PW : de formation à la base universitaire scientifique, j’ai commencé à travailler en 1981 comme technicien électronicien. Puis comme concepteur de cartes électroniques pour Thomson-CSF (radars). Je suis passé progressivement du hardware vers un mix hardware/software, puis finalement sur du soft pur. En parallèle, j’ai obtenu un diplôme d’ingénieur, à la suite de quoi je suis passé de la conception de cartes électroniques à la conception de sous-ensembles complets (architecture hard + soft). Chez Arturia, je travaille à nouveau sur un système mixte.

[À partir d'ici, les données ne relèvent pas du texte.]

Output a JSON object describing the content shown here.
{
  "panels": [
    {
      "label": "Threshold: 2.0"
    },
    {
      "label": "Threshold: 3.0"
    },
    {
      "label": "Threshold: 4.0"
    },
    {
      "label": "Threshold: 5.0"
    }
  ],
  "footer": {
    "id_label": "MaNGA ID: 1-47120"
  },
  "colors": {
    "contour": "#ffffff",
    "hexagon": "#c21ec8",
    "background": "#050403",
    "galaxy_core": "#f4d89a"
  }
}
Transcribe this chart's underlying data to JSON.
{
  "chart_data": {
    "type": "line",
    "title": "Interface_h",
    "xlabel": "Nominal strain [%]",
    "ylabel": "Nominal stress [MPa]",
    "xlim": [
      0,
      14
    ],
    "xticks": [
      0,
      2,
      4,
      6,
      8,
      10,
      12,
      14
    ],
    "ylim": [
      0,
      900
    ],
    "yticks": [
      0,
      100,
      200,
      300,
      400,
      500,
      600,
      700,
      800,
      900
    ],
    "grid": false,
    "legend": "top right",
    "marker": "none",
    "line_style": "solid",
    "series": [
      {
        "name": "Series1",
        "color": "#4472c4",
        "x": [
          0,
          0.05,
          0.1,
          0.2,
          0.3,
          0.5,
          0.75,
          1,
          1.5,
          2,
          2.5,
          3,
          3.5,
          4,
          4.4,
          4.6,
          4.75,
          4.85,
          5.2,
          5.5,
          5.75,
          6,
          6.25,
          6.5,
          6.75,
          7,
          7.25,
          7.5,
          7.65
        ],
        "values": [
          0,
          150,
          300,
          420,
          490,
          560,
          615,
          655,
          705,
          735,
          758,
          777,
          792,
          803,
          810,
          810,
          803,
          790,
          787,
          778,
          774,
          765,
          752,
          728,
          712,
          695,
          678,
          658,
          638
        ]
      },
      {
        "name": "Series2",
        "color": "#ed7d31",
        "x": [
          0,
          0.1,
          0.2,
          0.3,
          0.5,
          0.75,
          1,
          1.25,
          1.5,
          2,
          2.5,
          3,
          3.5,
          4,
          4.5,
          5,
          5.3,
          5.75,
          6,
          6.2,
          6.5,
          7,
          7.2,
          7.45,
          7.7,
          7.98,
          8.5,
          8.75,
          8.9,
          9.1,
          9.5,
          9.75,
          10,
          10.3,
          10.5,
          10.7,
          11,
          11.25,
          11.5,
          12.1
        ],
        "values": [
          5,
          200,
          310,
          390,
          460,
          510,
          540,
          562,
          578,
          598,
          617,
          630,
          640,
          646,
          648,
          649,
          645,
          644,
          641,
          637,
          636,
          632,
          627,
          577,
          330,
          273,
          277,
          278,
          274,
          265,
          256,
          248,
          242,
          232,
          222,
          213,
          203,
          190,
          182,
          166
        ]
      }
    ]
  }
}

AF : vous êtes à l’origine spécialisé dans le soft, pourquoi lancer une plateforme matérielle ?
FB: c’est au départ une demande des utilisateurs de nos synthétiseurs logiciels, formulée dès 2003, au moment de la sortie du Moog Modular V. Nous avons jugé qu’il était intéressant de répondre à cette attente, et même d’aller au-delà de la demande initiale (une version hard avec les mêmes possibilités et qualités sonores que le soft), car une plateforme matérielle dédiée offre des avantages spécifiques à certains types de musiciens, ceux qui font de la scène notamment. Un système fermé stable, puissant, sans latence et contrôlable apporte une expérience musicale unique. C’est différent des synthétiseurs logiciels qui ont leurs propres avantages, d’ailleurs.
AF : quel a été votre rôle sur l’Origin ?
FB: Philippe était le chef de projet, j’étais le chef de produit (définition marketing du produit, constitution / allocation des ressources, observance du budget).
PW : j’ai participé à la définition de l’architecture hardware. Puis j’ai défini l’architecture logicielle et dirigé l’équipe de développement software. En tant que développeur, j’ai travaillé sur l’OS des DSP et sur la refonte de la librairie audio Arturia pour qu’elle « rentre » dans les DSP.
AF : quelles ont été les principales difficultés rencontrées et comment les avez-vous surmontées ?
PW : trouver le bon équilibre entre ce qu’on voulait mettre dans la machine et ce qu’il était possible de faire. La recherche de cet équilibre nous a demandé du temps et on a dû réécrire le code de la librairie audio Arturia pour tenir compte des contraintes mémoires sévères sur une architecture embarquée à base de DSP.
AF : de quoi êtes-vous le plus fier aujourd’hui ?
PW : en tant que musicien, c’est d’avoir participé à la création d’une belle machine comme Origin. En tant que technicien, c’est d’avoir réussi à sortir une machine complexe qui marche, enfin je crois :-)
AF : sur quelles améliorations d’OS travaillez-vous ?
PW : augmentation de la polyphonie, nouveaux gabarits (CS80, Jupiter-8, ARP2600), un plug-in AU/VST…
AF : quels sont les projets d’Arturia ?
FB: nous avons annoncé pas mal de choses, notamment une très belle mise à jour pour Brass. C’est quasiment un nouveau produit tant nous sommes allés loin dans la refonte de cet instrument virtuel, aux côtés de l’Ircam. Il est clair que le modèle physique est une direction qui nous intéresse et à laquelle nous croyons. Nous aurons d’autres produits dans ce domaine. Nous aurons également de nouveaux produits synthés, notamment des mises à jour pour Origin qui est devenu le vaisseau amiral de notre gamme. La version clavier sera une étape importante pour nous et nous l’anticipons pour l’automne prochain. Nous aurons enfin un produit d’une nature nouvelle, probablement en début d’année prochaine. Je ne peux pas en dire plus, mais nous travaillons en respectant les valeurs qui ont fait notre force jusqu’ici : l’innovation, la qualité sonore et la simplicité de prise en main.